If you’re doing all you can to control weeds and still think your garden isn’t meeting its growing potential, consider boosting production with a natural supplement, like PlantCatalyst®. PlantCatalyst® is all all-natural plant additive that helps your plants regulate their own processes more easily. It can increase your garden’s fertility and maximize your yield.

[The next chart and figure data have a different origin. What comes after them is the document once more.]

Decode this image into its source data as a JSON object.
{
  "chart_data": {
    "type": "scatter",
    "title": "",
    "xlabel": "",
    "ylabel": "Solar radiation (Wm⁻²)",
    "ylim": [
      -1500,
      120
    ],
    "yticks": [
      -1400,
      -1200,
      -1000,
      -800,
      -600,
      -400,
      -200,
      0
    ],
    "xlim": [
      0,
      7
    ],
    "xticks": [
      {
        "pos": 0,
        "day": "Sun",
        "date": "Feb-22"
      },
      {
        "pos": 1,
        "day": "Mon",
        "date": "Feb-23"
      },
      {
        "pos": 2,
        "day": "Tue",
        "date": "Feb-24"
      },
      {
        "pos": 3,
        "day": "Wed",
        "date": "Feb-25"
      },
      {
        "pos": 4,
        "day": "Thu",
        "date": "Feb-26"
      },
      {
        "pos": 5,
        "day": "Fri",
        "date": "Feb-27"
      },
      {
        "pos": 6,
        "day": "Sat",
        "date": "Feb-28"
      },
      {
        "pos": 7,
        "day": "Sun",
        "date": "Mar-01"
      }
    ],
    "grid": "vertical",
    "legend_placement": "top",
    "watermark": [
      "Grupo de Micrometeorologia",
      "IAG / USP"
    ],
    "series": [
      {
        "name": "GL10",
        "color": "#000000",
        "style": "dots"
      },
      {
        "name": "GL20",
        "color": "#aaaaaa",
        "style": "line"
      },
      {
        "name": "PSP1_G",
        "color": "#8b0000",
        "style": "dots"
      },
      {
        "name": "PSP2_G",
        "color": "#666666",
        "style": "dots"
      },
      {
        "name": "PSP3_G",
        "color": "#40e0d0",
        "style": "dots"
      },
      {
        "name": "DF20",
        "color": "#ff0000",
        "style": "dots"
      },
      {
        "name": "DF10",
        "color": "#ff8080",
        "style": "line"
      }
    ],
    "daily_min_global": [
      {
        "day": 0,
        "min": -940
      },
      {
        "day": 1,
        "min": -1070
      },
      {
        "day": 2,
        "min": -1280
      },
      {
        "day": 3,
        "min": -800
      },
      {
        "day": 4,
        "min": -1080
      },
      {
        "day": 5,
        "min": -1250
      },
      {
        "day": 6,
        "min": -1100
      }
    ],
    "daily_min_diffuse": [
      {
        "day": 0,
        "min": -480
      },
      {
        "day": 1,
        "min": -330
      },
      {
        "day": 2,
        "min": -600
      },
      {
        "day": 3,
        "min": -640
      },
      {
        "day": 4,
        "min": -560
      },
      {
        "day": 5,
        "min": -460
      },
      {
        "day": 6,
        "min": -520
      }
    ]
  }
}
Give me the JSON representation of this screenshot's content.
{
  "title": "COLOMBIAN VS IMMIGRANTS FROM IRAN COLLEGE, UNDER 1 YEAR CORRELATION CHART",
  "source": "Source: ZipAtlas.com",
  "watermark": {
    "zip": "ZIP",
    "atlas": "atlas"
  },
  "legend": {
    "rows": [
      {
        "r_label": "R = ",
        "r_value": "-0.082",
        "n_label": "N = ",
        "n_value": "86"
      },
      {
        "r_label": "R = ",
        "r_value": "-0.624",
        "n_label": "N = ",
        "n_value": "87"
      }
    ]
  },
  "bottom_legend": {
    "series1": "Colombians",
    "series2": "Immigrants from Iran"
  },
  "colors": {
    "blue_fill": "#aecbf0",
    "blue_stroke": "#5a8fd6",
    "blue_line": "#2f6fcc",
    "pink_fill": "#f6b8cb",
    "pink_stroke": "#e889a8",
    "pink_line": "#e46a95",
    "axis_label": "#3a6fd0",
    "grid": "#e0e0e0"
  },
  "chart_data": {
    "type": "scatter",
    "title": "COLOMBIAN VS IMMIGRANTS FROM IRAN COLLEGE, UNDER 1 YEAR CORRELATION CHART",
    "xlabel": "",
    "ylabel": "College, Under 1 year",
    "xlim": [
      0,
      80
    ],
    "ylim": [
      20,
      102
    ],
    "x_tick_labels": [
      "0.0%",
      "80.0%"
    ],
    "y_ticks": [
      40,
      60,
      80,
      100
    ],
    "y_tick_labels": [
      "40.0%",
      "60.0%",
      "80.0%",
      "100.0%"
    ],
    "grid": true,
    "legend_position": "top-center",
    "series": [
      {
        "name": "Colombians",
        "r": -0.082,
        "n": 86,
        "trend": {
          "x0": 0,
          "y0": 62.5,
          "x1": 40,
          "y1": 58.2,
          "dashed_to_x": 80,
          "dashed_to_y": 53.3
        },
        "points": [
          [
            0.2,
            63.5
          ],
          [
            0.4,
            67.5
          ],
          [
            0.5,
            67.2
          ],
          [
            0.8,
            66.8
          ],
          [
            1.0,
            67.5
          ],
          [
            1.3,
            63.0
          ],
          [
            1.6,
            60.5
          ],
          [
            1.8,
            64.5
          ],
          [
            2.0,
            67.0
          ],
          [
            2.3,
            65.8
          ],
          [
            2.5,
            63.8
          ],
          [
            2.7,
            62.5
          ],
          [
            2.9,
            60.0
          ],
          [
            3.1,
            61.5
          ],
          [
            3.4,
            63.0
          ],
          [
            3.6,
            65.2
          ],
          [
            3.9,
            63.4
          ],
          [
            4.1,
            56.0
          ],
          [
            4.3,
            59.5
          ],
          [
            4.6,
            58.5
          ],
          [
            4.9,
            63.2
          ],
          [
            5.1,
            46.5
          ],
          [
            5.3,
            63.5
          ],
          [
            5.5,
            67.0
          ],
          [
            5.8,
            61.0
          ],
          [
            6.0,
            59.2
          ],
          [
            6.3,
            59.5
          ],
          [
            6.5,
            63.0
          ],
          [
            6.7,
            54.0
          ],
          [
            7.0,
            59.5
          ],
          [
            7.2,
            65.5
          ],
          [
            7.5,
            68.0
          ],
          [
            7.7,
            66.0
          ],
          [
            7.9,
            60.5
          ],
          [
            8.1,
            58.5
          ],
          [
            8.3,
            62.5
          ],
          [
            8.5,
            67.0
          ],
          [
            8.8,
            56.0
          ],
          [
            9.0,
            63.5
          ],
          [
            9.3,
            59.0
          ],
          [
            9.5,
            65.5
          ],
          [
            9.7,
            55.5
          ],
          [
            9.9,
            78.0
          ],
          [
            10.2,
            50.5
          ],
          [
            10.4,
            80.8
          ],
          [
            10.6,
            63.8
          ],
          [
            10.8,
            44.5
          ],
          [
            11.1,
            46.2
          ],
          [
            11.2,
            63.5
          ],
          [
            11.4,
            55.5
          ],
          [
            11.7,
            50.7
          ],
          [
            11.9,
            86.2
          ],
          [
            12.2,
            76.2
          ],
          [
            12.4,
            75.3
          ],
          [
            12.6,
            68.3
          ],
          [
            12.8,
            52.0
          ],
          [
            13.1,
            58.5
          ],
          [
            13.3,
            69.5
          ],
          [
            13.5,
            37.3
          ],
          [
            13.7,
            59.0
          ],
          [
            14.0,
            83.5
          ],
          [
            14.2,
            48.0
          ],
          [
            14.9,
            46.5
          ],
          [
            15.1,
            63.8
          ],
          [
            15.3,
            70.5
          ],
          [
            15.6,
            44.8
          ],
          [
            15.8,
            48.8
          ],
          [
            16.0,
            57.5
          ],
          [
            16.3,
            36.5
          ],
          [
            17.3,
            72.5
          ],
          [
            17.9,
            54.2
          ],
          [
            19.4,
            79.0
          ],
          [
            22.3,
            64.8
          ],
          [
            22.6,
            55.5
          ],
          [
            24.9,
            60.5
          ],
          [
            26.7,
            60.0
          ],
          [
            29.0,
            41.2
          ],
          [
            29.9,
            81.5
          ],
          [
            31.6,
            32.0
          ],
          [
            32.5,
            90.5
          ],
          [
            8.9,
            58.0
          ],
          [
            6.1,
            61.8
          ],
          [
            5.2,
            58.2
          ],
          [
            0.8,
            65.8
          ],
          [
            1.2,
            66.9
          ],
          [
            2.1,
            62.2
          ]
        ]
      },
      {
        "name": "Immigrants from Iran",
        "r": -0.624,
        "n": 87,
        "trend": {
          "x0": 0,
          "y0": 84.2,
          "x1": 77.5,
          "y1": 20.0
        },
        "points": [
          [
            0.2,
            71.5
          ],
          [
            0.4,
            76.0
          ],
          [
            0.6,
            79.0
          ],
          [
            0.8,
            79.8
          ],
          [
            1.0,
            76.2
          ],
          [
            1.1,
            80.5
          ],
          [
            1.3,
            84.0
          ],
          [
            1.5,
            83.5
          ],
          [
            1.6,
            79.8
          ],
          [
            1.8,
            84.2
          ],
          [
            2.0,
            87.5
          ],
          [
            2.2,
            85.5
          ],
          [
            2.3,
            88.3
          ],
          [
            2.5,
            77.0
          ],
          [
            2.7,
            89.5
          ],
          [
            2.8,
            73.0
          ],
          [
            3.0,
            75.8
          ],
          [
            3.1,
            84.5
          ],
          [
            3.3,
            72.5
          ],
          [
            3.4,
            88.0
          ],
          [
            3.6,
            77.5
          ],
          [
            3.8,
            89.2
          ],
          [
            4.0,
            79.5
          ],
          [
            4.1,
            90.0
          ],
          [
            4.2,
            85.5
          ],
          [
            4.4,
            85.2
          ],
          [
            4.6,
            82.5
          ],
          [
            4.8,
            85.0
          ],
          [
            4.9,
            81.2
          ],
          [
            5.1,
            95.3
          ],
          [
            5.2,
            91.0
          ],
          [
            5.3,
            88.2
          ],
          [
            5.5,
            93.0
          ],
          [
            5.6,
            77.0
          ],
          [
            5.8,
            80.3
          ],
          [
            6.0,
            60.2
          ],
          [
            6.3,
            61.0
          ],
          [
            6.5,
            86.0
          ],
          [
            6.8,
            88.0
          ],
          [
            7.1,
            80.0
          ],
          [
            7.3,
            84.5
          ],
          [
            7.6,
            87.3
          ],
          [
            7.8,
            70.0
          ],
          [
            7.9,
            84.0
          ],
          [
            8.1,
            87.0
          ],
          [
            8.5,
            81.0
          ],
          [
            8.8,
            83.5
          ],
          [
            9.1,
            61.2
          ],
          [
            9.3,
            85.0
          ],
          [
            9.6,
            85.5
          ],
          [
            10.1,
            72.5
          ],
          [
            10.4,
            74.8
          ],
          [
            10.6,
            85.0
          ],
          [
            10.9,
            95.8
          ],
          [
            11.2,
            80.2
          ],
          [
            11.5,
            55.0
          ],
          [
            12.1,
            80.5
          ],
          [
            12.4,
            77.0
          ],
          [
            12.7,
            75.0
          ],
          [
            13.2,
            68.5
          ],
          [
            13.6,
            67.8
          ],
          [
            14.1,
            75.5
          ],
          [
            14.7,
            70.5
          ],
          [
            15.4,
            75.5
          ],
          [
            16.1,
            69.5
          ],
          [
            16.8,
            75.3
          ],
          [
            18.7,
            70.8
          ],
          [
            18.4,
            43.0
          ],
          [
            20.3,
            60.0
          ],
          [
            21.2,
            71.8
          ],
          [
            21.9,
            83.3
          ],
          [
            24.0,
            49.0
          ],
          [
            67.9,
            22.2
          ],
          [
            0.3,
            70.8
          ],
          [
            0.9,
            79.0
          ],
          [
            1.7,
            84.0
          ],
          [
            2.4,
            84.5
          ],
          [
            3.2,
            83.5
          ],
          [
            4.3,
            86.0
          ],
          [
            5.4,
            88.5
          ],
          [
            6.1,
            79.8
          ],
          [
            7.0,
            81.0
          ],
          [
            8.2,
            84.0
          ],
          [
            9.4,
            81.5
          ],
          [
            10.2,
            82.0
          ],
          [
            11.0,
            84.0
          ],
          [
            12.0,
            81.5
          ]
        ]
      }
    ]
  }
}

It works in an obvious way. PlantCatalyst® helps plants absorb nutrients that are already present in the soil, and can be added to the soil long before planting or even after you have already planted. You won’t burn your plants with harmful, synthetic fertilizers or have to worry about any cross-contamination. Instead, you’ll notice your plants thriving when before they were merely subsisting.
While you can’t prevent weeds from developing in your garden, the best way to stay on top of them is to develop a regimented plan that involves lots of vigilance, attention to detail, and careful, regular weeding. Try these methods to eliminate weeds, and to encourage your plants to thrive year after year.